How CIS Controls map to other frameworks and regulations

One of the most valuable aspects of the CIS Controls is their broad mapping to other frameworks and regulations. Implementing CIS Controls simultaneously advances compliance with multiple requirements: NIST CSF 2.0 — The CIS Controls map directly to the NIST Cybersecurity Framework functions (Identify, Protect, Detect, Respond, Recover). CIS provides an official mapping document. Organizations that implement CIS Controls at the IG1 level have substantially addressed the NIST CSF Identify and Protect functions. FTC Safeguards Rule — The FTC recognizes frameworks like CIS Controls as evidence of "reasonable security." Implementing IG1 controls addresses the technical requirements of the updated Safeguards Rule, including encryption, MFA, access controls, vulnerability management, and monitoring. NIST SP 800-171 / CMMC — CIS Controls map to many of the 110 NIST SP 800-171 requirements. While CIS IG1 alone is not sufficient for CMMC Level 2, it provides a strong foundation and covers many of the same control areas. Cyber insurance — Insurance underwriters increasingly use CIS Controls as a benchmark for evaluating applicants. Demonstrating IG1 implementation can improve your insurability, reduce premiums, and strengthen your position during claims. Ohio Safe Harbor — Ohio's data protection law provides an affirmative defense against data breach lawsuits for organizations that comply with recognized frameworks, explicitly including CIS Controls.

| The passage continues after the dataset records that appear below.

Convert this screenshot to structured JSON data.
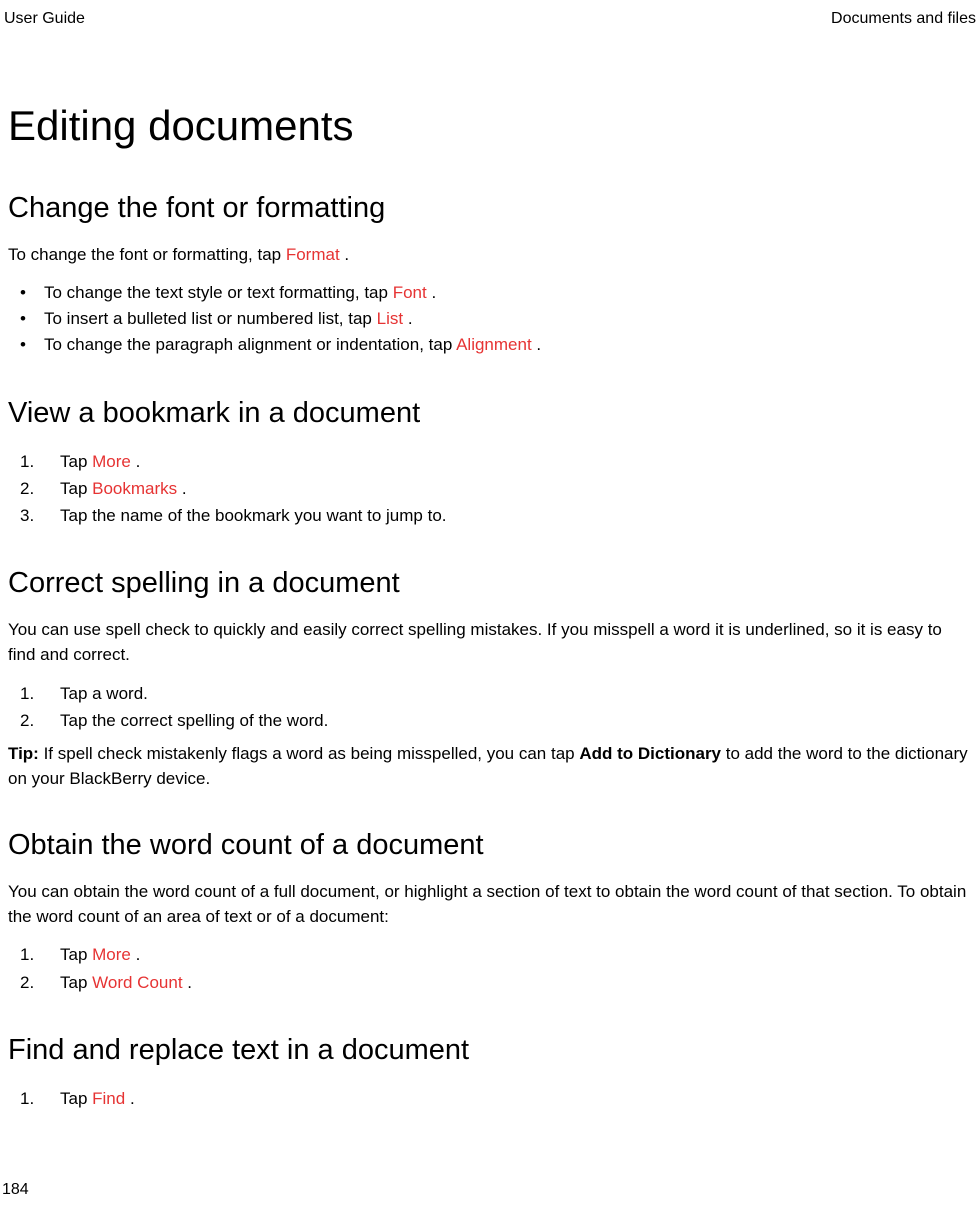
{
  "header": {
    "left": "User Guide",
    "right": "Documents and files"
  },
  "title": "Editing documents",
  "sections": {
    "changeFont": {
      "heading": "Change the font or formatting",
      "intro_before": "To change the font or formatting, tap ",
      "intro_highlight": "Format",
      "intro_after": " .",
      "items": [
        {
          "before": "To change the text style or text formatting, tap ",
          "highlight": "Font",
          "after": " ."
        },
        {
          "before": "To insert a bulleted list or numbered list, tap ",
          "highlight": "List",
          "after": " ."
        },
        {
          "before": "To change the paragraph alignment or indentation, tap ",
          "highlight": "Alignment",
          "after": " ."
        }
      ]
    },
    "viewBookmark": {
      "heading": "View a bookmark in a document",
      "items": [
        {
          "before": "Tap ",
          "highlight": "More",
          "after": " ."
        },
        {
          "before": "Tap ",
          "highlight": "Bookmarks",
          "after": " ."
        },
        {
          "before": "Tap the name of the bookmark you want to jump to.",
          "highlight": "",
          "after": ""
        }
      ]
    },
    "correctSpelling": {
      "heading": "Correct spelling in a document",
      "intro": "You can use spell check to quickly and easily correct spelling mistakes. If you misspell a word it is underlined, so it is easy to find and correct.",
      "items": [
        {
          "text": "Tap a word."
        },
        {
          "text": "Tap the correct spelling of the word."
        }
      ],
      "tip_label": "Tip: ",
      "tip_before": "If spell check mistakenly flags a word as being misspelled, you can tap ",
      "tip_bold": "Add to Dictionary",
      "tip_after": " to add the word to the dictionary on your BlackBerry device."
    },
    "wordCount": {
      "heading": "Obtain the word count of a document",
      "intro": "You can obtain the word count of a full document, or highlight a section of text to obtain the word count of that section. To obtain the word count of an area of text or of a document:",
      "items": [
        {
          "before": "Tap ",
          "highlight": "More",
          "after": " ."
        },
        {
          "before": "Tap ",
          "highlight": "Word Count",
          "after": " ."
        }
      ]
    },
    "findReplace": {
      "heading": "Find and replace text in a document",
      "items": [
        {
          "before": "Tap ",
          "highlight": "Find",
          "after": " ."
        }
      ]
    }
  },
  "pageNumber": "184"
}
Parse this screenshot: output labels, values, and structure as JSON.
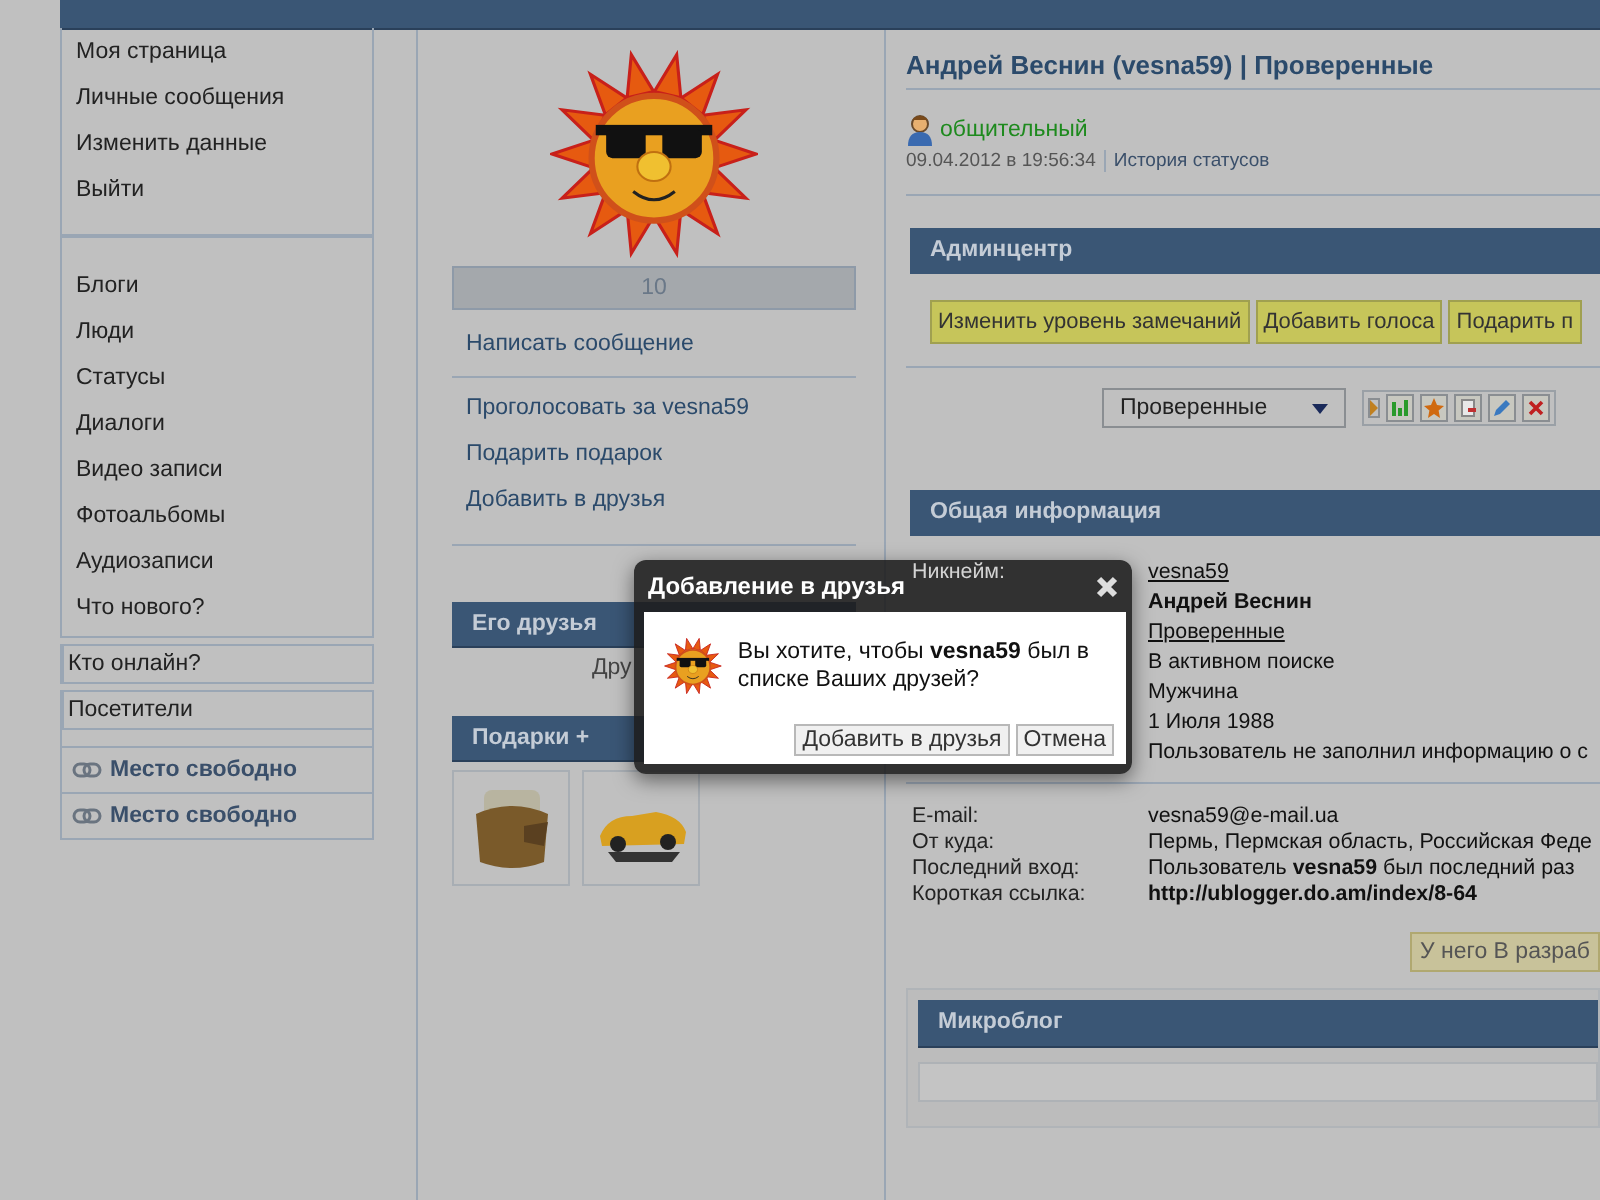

SOC 2 — CIS Controls map to SOC 2 Trust Service Criteria, particularly the Security (Common Criteria) category. Organizations pursuing SOC 2 can use their CIS Controls implementation as a foundation. For SMBs, the CIS Controls provide the best "compliance per dollar" — a single framework implementation that advances multiple regulatory and business objectives simultaneously.

How Cyber Defense Agent maps to CIS Controls

Cyber Defense Agent's 100-tool external scan directly addresses multiple CIS Controls, particularly those that are externally verifiable: Control 3 — Data Protection: We verify encryption in transit (TLS/SSL configuration, certificate validity, cipher strength) and identify data exposure through misconfigured services or unprotected endpoints. Control 4 — Secure Configuration: Our scan evaluates the security configuration of your external-facing systems, including security headers (CSP, HSTS, X-Frame-Options), server software versions, and service configurations against CIS Benchmarks. Control 7 — Continuous Vulnerability Management: This is where Cyber Defense Agent provides the most direct value. Our continuous scanning identifies vulnerabilities in your external attack surface, prioritizes them by severity, and tracks remediation over time. Weekly scans satisfy the continuous vulnerability management requirement. Control 9 — Email and Web Browser Protections: We comprehensively evaluate your email authentication posture: SPF record configuration, DKIM implementation, DMARC policy and enforcement, and MX record security. Email authentication is a critical defense against phishing and business email compromise. Control 12 — Network Infrastructure Management: Our port scanning and service detection identifies exposed management interfaces, unnecessary services, and insecure network configurations that violate secure configuration requirements. Control 15 — Service Provider Management: Use Cyber Defense Agent to monitor the external security posture of your critical vendors and service providers, supporting due diligence and ongoing oversight requirements. Cyber Defense Score — Your overall score and individual control grades map to CIS Controls, giving you a clear view of where you stand and where to focus remediation efforts. Start your free scan at cyberdefenseagent.ai/check to see how your external security posture aligns with CIS Controls IG1 requirements.

Key Takeaways

TL;DR

CIS Controls v8 provides 18 prioritized control categories with Implementation Groups (IG1, IG2, IG3) scaled for organizations of different sizes.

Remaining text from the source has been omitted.